Packed sightseeing buses and groups of tourists huddling outside landmarks are a feature of all big cities, but what happens when the tourists disappear?
Tour guides were especially hard hit by the pandemic. Lockdowns made working near impossible, and foreign tourists – who make up a sizable chunk of customers – almost vanished.
The Institute of Tour Guiding estimates 99 percent of work disappeared. Many guides did not give a single tour in 2020.
Emma Fox has been a Manchester tour guide since 2009. She offers tours on almost anything. “Most things to do with Manchester I could do a tour on it,” she says. “Apart from Coronation Street.”
Like most tour guides, the pandemic’s arrival saw her lose almost all work overnight and left her scrambling to adapt.
“It was email after email cancelling,” she says. “It was the worst feeling ever. You were crying because you were losing all your work.”

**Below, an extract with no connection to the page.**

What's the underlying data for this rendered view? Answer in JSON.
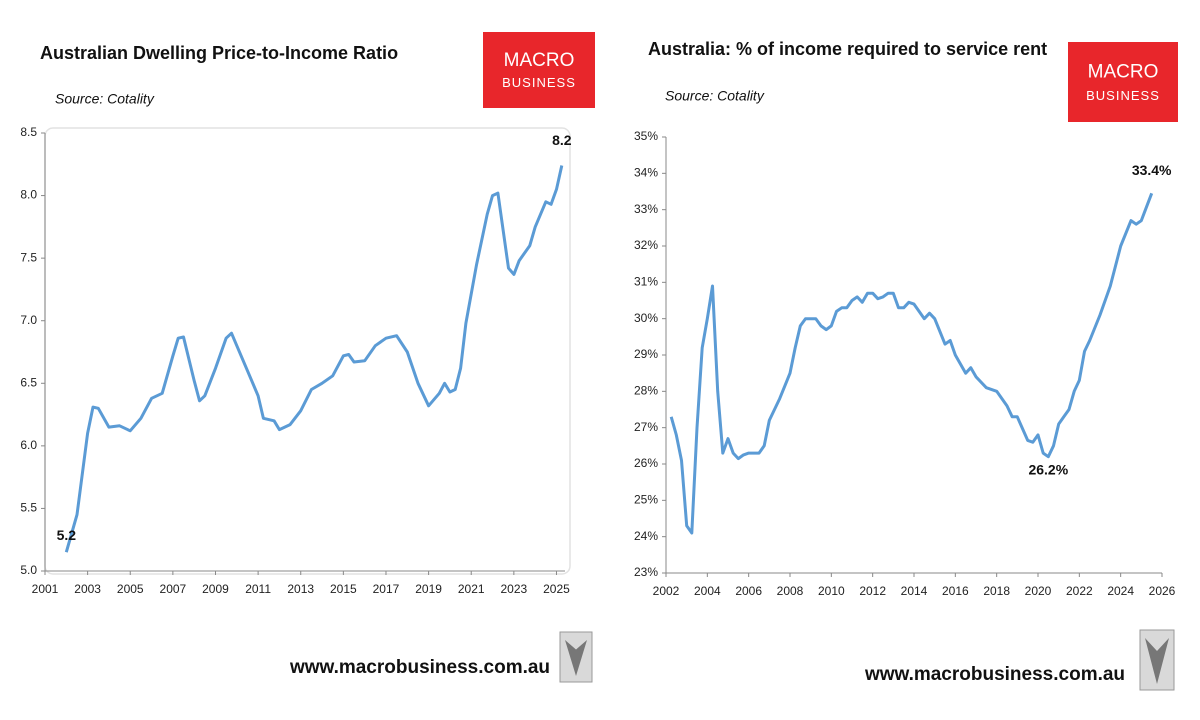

Just as friendships, offices, and performances went virtual, tour guides tried to move online too. Emma hosted virtual pub tours of Manchester with attendees drinking along at home.
“We were just fumbling our way through, and we didn’t really know what we were doing,” she says. “Working out if we could put maps on at the same time, and trying to make it as real life as possible.”
“It was really good fun, but because everyone’s working at home on Zoom, that only had a limited life,” she says.
Restrictions easing last summer meant an explosion in demand for real-life tours, with people desperate to do things after months stuck indoors. But the job was still difficult.
“Everybody was wearing masks and standing in their family bubble,” she says. “I tried out all sorts of apps where people listen through their headphones from their smartphones to avoid standing too close together but that was a disaster. We were trying anything to see what worked.”
Lots of tour guides, she says, haven’t worked since the beginning of the pandemic, and have had to rely completely on government support. But with restrictions lifted completely in July this year and life returning to Manchester, Emma feels optimistic.
“Things have picked up. I can feel my diary filling up a bit more now,” she says. I’m having inquiries from domestic guests, corporate groups, social groups. We know people are desperate to go out and do things.
But international tourists are still yet to return to Manchester in any great number – VisitBritain estimate only a 2 percent rise in foreign tourists visiting the UK in 2021. “I haven’t really seen any international tourists,” says Emma. “We’re getting domestic tourists but not international tourists yet.”
And while business is still not quite back to normal, Emma has kept adapting: “We’ve just started doing our daily tour as a free tour and we’re getting quite a few customers,” she says. “I’m really optimistic.”
The free tip-based 90 minute ‘Discover Manchester’ tour runs daily from 11am outside Manchester Central Library and is the only free tour offered by qualified guides.